"Hermana, realmente eres muy afortunada." Dijo Wen Ní con una sonrisa falsa, y en su interior pensaba: ¿Por qué tú tienes tanta fortuna?
"Sí, afortunadamente todos están bien." Susurró Su Xinyi de acuerdo.
Entraron al salón juntas y Su Xinyi siguió hablando. "Tía, primero sentaos un momento. La cocina aún no está lista para la última receta, iré a ver."
Su Mingxia y Wen Ní se sentaron en el sofá del salón. Wen Ní miraba a su alrededor.
Notó que aunque este villa no era muy grande, estaba decorada con gran cuidado. Había un retrato de un famoso artista colgado en la pared. No pudo evitar pensar en Jingshen cuando se encontraron frente a la puerta del bar aquella noche. Su tono y su coche no parecían ser de una persona común, y ahora vivían en una casa tan buena juntos. ¿De quién era realmente?
No pudo contenerse y le preguntó a Su Mingxia: "Mamá, recuerdo que cuando hablaste con mi abuela sobre mi matrimonio, dijiste que querías encontrar alguien de la misma clase social para mí. Ahora veo que el estado financiero de mi marido debe ser muy bueno."
Su Mingxia respondió: "Los demás no pueden trabajar y ganar dinero como los jóvenes se esfuerzan por vivir su vida. Es inevitable."
A pesar de estar sorprendida, Su Mingxia estaba más contenta viendo que Xinyi vivía tan bien.
"¡Tendrás que comprarte un boleto del sorteo! ¡De lo contrario, cómo podrían tener tanta buena suerte casándose hace solo unos pocos meses?" Wen Ní no creía en esas historias de logros y cambios en la suerte.
En ese momento, Su Xinyi entró con una lisa asada. Wen Ní inmediatamente preguntó: "Hermana, ¿esta casa es tuya? Este lugar debe ser muy caro."
"¡No! Es la casa de un amigo. Nos mudamos de nuestra anterior casa y no encontramos una adecuada enseguida, así que nos prestan a vivir aquí temporalmente. ¡Cómo podríamos permitirnos esta casa!" Su Xinyi explicó sinceramente.
"Eso es verdad." Wen Ní habló sin pensar.
Su Mingxia la reprendió: "¡Hija! ¿Qué estás diciendo?"
Wen Ní se apresuró a explicar: "¡No, mamá! Quiero decir que no es lo mismo de lo que había oído antes sobre mi marido. No intente nada más, hermana, no te equivoques."
Su Xinyi sonrió: "No importa, ven y sentate, las comidas están casi listas.

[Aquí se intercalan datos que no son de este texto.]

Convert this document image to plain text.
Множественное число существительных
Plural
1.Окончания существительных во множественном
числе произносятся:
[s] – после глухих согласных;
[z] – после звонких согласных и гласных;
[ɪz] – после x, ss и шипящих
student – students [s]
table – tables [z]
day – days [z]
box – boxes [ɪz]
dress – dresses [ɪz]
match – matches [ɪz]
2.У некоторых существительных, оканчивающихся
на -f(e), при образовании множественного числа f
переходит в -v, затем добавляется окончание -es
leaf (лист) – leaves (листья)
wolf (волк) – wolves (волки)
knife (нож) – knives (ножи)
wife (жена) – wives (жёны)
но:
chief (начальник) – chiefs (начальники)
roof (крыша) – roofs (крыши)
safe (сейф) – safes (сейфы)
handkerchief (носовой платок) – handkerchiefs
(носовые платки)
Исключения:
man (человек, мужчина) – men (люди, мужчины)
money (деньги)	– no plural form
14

Tía, tía, vengan a sentarse con nosotros."
"¿Dónde está Jingshen? ¿Podemos esperar que regrese para cenar?" Su Mingxia aún estaba atenta porque era la primera vez que visitaba su casa.
Wen Ní añadió: "Sí, hermana. ¿Cuándo llegará mi marido?"

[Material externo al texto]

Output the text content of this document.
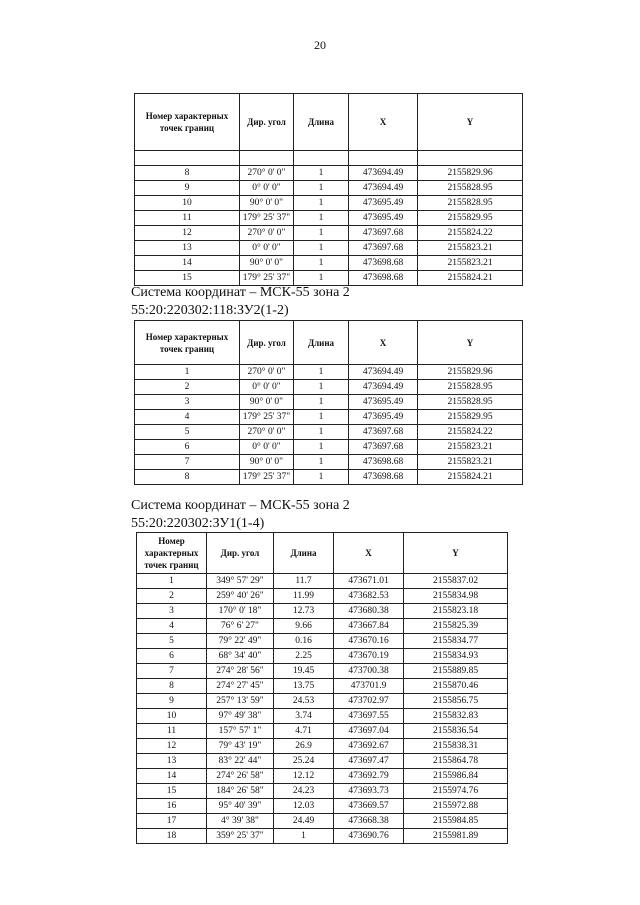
20
Номер характерных точек границ	Дир. угол	Длина	X	Y

8	270° 0' 0"	1	473694.49	2155829.96
9	0° 0' 0"	1	473694.49	2155828.95
10	90° 0' 0"	1	473695.49	2155828.95
11	179° 25' 37"	1	473695.49	2155829.95
12	270° 0' 0"	1	473697.68	2155824.22
13	0° 0' 0"	1	473697.68	2155823.21
14	90° 0' 0"	1	473698.68	2155823.21
15	179° 25' 37"	1	473698.68	2155824.21
Система координат – МСК-55 зона 2
55:20:220302:118:ЗУ2(1-2)
Номер характерных точек границ	Дир. угол	Длина	X	Y
1	270° 0' 0"	1	473694.49	2155829.96
2	0° 0' 0"	1	473694.49	2155828.95
3	90° 0' 0"	1	473695.49	2155828.95
4	179° 25' 37"	1	473695.49	2155829.95
5	270° 0' 0"	1	473697.68	2155824.22
6	0° 0' 0"	1	473697.68	2155823.21
7	90° 0' 0"	1	473698.68	2155823.21
8	179° 25' 37"	1	473698.68	2155824.21
Система координат – МСК-55 зона 2
55:20:220302:ЗУ1(1-4)
Номер характерных точек границ	Дир. угол	Длина	X	Y
1	349° 57' 29"	11.7	473671.01	2155837.02
2	259° 40' 26"	11.99	473682.53	2155834.98
3	170° 0' 18"	12.73	473680.38	2155823.18
4	76° 6' 27"	9.66	473667.84	2155825.39
5	79° 22' 49"	0.16	473670.16	2155834.77
6	68° 34' 40"	2.25	473670.19	2155834.93
7	274° 28' 56"	19.45	473700.38	2155889.85
8	274° 27' 45"	13.75	473701.9	2155870.46
9	257° 13' 59"	24.53	473702.97	2155856.75
10	97° 49' 38"	3.74	473697.55	2155832.83
11	157° 57' 1"	4.71	473697.04	2155836.54
12	79° 43' 19"	26.9	473692.67	2155838.31
13	83° 22' 44"	25.24	473697.47	2155864.78
14	274° 26' 58"	12.12	473692.79	2155986.84
15	184° 26' 58"	24.23	473693.73	2155974.76
16	95° 40' 39"	12.03	473669.57	2155972.88
17	4° 39' 38"	24.49	473668.38	2155984.85
18	359° 25' 37"	1	473690.76	2155981.89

Aceptó ir a ver a Xinyi después de obtener las condiciones prometidas y para ver a Jingshen. La última vez en el restaurante de la abuela no fue muy bien, esperaba mejorar su imagen en su mente.
Su Xinyi miró su reloj y dijo: "Voy a llamarle para preguntar dónde está."
Después de un rato, Su Xinyi regresó. "Está saliendo del trabajo, llegarán en unos veinte minutos."